Com o quadro eleitoral ficando mais evidente em suas tendências o mercado financeiro diminuiu seus temores e tensões, e “desarmou” a última fonte de estimulo do movimento especulativo.

Então, o que se viu foi e são os “comprados não hedge” agitados e precipitados para reverter suas posições especulativas e desta forma promoverem a apreciação do real, já que na outra ponta há “vendidos” ávidos para cobrir suas posições.

Mencionamos “comprados não hedge” para identificar os especuladores visto que quem adquiriu contratos de swaps, dólar futuro e cupom cambial para proteger efetivamente suas exposições em passivos em moeda estrangeira não têm razões para precipitações já que ganha ou perde na operação em que buscou proteção e inversamente ganha ou perde no mercado físico.

A mídia de uma forma geral abstém-se de realizar considerações sobre movimentos especulativos, sancionando sempre a ocorrência de demandas internas e fatores externos, por isso eles acontecem e até se alimentam deste distanciamento nas abordagens.

Entendemos, e mencionamos isto inúmeras vezes, que o BC agiu de forma absolutamente correta ao ausentar-se das intervenções, exceção ao ato falho de uma oferta de 30.000 contratos, por ter o claro entendimento do que ocorria no mercado e o quanto era infundado o movimento.

Contudo, entendemos que a autoridade monetária deveria ter se manifestado sobre a solidez da nossa situação cambial, para esvaziar as especulações e afastar insinuações nefastas correlacionando o Brasil com a situação da Argentina e Turquia.

Da mesma forma, é importante que se destaque que a manchete de alguns dias atrás de que o BC havia tido um grande prejuízo com os contratos de swaps poderá ser revertida parcial, total ou até ser revelado lucro com o ajuste da taxa cambial a sua justa realidade.

O fluxo cambial fechado em setembro aponta saldo negativo de US$ 6,138 Bi, resultante de comercial positivo US$ 596,0 Mi e financeiro negativo de US$ 6,734 Bi. O volume de saídas financeiras é menor do que agosto quando registrou US$ 9,802 Bi, e deve representar saídas de capitais estrangeiros aplicados em renda fixa, visto que a B3 acusou fluxo líquido positivo de estrangeiros em torno de US$ 800,0 Mi.

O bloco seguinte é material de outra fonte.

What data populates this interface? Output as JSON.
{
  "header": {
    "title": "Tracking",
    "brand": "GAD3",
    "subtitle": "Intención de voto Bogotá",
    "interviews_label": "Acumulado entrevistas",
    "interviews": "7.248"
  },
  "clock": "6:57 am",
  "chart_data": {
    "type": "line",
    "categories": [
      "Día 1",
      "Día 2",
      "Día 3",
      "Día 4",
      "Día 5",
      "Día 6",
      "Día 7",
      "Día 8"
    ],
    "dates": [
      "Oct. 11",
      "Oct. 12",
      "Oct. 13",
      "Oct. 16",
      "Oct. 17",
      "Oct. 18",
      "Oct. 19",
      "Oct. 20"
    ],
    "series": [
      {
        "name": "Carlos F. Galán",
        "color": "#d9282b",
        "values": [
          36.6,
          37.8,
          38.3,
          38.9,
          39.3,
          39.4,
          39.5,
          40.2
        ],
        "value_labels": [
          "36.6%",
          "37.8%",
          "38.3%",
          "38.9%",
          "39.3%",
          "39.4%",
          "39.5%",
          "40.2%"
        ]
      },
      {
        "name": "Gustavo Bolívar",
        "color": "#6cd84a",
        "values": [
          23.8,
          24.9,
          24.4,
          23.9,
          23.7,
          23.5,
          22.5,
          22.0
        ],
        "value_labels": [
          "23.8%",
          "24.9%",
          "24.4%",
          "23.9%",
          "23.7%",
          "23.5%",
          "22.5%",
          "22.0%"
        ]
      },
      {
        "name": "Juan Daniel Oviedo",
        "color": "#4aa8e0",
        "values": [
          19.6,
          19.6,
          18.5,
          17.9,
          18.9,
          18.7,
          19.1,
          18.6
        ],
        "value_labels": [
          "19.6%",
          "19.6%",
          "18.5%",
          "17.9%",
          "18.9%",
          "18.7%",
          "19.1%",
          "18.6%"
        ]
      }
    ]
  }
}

A posição dos bancos está “vendida” em US$ 5,876 Bi, porém considerando-se que tem tomado US$ 2,150 Bi de linhas de financiamento em moeda estrangeira com recompra do BC, efetivamente resulta em “vendida” em US$ 3,726 Bi, que pode estar sendo financiada por banqueiros estrangeiros, caso contrário é bem provável que o BC realize oferta de linhas aos bancos.